Net-wrap knife condition requires more frequent inspection in municipal green waste applications than in agricultural silage work, because urban green waste often contains tough, fibrous material (thick grass stems, reed sections, partially decomposed leaves) that presents more cutting resistance than clean wilted agricultural grass. A knife that is performing acceptably on agricultural material may struggle to cut cleanly through mixed municipal green waste, producing trailing net ends that catch and disrupt the next bale’s binding cycle. Weekly knife inspection and replacement at the first sign of edge deterioration is the appropriate protocol for intensive municipal operations.
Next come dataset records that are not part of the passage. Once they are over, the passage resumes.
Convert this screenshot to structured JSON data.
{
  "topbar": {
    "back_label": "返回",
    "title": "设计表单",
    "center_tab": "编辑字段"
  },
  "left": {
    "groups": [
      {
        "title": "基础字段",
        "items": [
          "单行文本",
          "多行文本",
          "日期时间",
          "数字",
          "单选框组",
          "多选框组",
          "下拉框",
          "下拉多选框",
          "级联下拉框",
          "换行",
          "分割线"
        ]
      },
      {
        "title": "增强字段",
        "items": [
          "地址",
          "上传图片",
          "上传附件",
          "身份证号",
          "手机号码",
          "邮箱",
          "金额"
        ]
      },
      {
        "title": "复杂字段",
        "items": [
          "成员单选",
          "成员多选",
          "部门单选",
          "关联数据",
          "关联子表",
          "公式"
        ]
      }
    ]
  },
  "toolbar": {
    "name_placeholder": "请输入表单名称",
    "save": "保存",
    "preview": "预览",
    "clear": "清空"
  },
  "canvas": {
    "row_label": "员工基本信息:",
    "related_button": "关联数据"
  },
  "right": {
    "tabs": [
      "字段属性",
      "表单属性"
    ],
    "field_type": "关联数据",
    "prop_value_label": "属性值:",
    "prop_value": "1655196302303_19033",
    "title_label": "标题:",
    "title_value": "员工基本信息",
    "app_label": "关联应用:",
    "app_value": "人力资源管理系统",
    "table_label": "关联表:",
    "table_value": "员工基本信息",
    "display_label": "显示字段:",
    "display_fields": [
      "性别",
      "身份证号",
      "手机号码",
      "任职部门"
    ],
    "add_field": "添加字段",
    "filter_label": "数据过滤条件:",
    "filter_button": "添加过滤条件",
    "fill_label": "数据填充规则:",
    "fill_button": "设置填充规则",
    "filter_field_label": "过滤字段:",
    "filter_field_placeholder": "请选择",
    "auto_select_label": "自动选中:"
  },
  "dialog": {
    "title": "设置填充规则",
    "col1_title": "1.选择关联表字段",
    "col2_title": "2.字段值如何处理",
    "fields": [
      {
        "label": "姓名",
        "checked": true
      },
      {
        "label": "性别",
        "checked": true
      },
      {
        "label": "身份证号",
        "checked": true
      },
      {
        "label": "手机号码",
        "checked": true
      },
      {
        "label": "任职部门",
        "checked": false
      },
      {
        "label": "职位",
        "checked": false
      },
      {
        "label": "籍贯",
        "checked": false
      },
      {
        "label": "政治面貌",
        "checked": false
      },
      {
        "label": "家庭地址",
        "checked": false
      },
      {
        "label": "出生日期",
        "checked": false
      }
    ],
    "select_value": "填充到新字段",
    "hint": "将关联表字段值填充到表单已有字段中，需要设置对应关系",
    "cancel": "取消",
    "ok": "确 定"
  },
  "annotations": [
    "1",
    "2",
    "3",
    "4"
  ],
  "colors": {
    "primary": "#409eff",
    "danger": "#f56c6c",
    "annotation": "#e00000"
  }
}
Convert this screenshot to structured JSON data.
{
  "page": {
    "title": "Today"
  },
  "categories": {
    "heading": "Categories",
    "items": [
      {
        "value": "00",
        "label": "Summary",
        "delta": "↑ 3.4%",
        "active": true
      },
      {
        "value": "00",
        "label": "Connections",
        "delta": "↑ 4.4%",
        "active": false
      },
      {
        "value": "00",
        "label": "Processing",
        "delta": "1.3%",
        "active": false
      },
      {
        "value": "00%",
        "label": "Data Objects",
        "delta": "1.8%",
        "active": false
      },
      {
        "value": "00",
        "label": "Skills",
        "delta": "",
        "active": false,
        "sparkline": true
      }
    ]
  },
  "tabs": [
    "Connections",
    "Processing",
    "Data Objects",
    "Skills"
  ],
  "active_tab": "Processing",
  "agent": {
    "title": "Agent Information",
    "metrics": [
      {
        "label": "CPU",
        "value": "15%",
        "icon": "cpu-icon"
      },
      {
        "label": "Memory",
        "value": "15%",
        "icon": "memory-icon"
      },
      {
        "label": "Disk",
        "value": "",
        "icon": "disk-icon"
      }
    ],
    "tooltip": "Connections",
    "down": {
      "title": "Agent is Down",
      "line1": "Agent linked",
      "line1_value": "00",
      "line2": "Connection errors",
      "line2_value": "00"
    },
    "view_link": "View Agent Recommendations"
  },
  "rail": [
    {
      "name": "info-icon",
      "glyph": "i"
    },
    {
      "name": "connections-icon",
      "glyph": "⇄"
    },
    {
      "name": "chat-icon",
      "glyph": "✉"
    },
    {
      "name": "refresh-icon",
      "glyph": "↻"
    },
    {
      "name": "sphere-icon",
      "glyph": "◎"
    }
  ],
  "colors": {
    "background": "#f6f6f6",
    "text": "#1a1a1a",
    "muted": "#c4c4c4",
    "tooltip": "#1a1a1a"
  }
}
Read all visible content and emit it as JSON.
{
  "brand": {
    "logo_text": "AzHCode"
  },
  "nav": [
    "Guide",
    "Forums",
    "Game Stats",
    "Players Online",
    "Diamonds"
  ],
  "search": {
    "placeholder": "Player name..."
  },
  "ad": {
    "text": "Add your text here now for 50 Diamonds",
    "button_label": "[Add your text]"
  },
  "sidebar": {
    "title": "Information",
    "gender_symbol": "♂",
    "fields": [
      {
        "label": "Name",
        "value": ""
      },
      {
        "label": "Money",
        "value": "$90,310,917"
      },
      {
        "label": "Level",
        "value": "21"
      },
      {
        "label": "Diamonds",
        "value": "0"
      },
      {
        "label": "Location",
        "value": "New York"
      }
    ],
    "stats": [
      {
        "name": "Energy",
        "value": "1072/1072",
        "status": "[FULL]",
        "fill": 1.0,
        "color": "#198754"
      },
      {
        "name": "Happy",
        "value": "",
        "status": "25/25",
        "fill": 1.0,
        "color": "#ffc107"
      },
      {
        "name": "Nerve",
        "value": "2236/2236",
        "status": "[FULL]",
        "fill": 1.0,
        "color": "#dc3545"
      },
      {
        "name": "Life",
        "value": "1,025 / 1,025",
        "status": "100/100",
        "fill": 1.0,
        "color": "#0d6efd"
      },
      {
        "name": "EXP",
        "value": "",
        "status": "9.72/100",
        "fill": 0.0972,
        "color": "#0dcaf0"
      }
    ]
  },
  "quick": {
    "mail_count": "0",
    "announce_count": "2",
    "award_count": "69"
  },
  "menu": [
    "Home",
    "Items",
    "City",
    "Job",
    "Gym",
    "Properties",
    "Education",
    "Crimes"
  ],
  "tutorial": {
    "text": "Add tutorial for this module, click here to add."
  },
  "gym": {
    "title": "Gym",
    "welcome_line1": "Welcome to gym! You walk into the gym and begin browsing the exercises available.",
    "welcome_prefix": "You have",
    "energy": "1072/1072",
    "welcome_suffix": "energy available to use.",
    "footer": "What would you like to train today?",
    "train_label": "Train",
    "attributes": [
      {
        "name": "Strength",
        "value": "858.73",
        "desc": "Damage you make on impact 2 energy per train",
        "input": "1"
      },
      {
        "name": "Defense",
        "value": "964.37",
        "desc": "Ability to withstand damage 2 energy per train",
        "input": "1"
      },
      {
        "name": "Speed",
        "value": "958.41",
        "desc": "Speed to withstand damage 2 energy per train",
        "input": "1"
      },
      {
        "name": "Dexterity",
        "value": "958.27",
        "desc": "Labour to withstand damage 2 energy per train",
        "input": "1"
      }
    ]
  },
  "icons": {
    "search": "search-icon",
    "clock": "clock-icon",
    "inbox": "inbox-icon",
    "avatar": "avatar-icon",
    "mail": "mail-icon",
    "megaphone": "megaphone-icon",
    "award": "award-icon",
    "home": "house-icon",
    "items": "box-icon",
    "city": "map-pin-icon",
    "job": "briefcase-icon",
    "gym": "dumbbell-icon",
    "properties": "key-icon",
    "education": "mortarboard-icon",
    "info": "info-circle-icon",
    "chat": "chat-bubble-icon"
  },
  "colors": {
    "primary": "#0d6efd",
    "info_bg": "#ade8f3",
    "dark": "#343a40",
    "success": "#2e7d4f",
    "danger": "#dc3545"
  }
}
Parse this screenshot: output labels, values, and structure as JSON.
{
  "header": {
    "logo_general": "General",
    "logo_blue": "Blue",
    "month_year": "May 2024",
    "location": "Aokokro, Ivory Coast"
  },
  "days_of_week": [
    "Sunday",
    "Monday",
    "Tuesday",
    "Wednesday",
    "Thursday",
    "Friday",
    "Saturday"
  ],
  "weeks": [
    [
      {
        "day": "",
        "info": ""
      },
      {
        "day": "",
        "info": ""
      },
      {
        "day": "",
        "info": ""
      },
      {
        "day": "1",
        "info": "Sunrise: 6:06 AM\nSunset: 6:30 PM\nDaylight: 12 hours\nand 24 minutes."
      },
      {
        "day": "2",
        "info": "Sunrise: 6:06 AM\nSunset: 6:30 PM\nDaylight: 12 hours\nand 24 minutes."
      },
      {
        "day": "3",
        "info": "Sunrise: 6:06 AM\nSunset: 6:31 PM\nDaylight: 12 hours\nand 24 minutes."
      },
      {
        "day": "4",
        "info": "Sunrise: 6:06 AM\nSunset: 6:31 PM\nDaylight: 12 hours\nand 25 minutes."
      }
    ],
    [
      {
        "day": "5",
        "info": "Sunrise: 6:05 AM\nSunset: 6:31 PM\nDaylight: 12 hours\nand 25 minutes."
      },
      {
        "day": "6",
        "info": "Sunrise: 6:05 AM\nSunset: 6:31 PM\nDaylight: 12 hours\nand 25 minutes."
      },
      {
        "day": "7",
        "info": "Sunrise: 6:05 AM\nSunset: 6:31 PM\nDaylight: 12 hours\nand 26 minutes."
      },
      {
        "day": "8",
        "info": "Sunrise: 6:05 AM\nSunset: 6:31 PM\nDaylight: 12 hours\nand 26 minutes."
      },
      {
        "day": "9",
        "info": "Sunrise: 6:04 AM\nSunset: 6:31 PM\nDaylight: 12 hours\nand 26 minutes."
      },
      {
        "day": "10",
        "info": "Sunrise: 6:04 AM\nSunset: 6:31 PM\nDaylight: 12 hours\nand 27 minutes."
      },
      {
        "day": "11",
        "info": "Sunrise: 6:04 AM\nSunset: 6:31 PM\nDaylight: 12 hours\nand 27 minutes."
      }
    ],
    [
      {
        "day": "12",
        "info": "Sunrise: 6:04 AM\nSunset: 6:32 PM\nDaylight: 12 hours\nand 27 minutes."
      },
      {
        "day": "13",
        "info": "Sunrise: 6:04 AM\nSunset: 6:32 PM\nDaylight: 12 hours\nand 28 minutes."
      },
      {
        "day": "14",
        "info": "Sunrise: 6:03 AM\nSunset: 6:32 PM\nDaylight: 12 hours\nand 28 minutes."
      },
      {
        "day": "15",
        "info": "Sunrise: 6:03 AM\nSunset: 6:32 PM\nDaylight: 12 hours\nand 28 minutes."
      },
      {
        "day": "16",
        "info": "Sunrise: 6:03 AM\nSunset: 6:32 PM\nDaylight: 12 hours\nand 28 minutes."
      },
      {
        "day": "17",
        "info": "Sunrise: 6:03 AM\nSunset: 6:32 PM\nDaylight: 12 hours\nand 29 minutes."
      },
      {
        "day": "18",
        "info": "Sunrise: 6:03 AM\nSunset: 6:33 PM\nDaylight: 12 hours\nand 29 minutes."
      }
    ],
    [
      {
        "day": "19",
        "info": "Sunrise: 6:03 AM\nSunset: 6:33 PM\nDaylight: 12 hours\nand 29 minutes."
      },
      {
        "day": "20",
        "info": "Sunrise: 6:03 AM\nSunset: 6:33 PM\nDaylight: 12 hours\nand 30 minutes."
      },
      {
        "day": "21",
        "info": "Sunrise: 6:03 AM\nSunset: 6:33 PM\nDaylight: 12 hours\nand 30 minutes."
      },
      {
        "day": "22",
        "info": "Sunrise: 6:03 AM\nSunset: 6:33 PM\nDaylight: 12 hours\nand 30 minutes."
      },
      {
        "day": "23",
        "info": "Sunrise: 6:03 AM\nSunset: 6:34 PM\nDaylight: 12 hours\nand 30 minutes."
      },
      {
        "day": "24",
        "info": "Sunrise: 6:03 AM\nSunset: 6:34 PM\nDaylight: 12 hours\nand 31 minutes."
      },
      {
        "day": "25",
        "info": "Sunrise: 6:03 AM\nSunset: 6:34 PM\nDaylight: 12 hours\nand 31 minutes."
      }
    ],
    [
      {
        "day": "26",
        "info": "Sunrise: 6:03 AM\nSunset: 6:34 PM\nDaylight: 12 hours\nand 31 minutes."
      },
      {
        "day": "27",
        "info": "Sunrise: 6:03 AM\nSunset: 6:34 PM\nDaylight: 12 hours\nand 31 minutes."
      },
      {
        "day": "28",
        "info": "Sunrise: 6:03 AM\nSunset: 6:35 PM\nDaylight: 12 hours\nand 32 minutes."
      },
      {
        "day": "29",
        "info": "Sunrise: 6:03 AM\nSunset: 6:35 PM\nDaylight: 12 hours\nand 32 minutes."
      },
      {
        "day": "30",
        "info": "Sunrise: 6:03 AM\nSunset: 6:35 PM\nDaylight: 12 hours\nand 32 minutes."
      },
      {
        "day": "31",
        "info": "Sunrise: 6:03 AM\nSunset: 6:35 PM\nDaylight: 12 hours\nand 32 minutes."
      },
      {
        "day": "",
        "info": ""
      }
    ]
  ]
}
The shear bolt or torque limiter should be checked for correct calibration at the start of each new municipal campaign. Municipal verge and park maintenance sites change throughout the year, and some sites will have higher debris risk than others. Pre-checking the torque limiter calibration before starting a new site — by attempting a controlled manual overload on a workbench with a calibrated torque wrench — takes less than 30 minutes and ensures the protection system will engage correctly at the first debris-contact event rather than after the first unprotected impact has already transmitted damaging loads to the gearbox housing. Maintaining a supply of correct-specification shear bolts on the machine at all times is the minimum operational precaution for debris-environment green waste baling.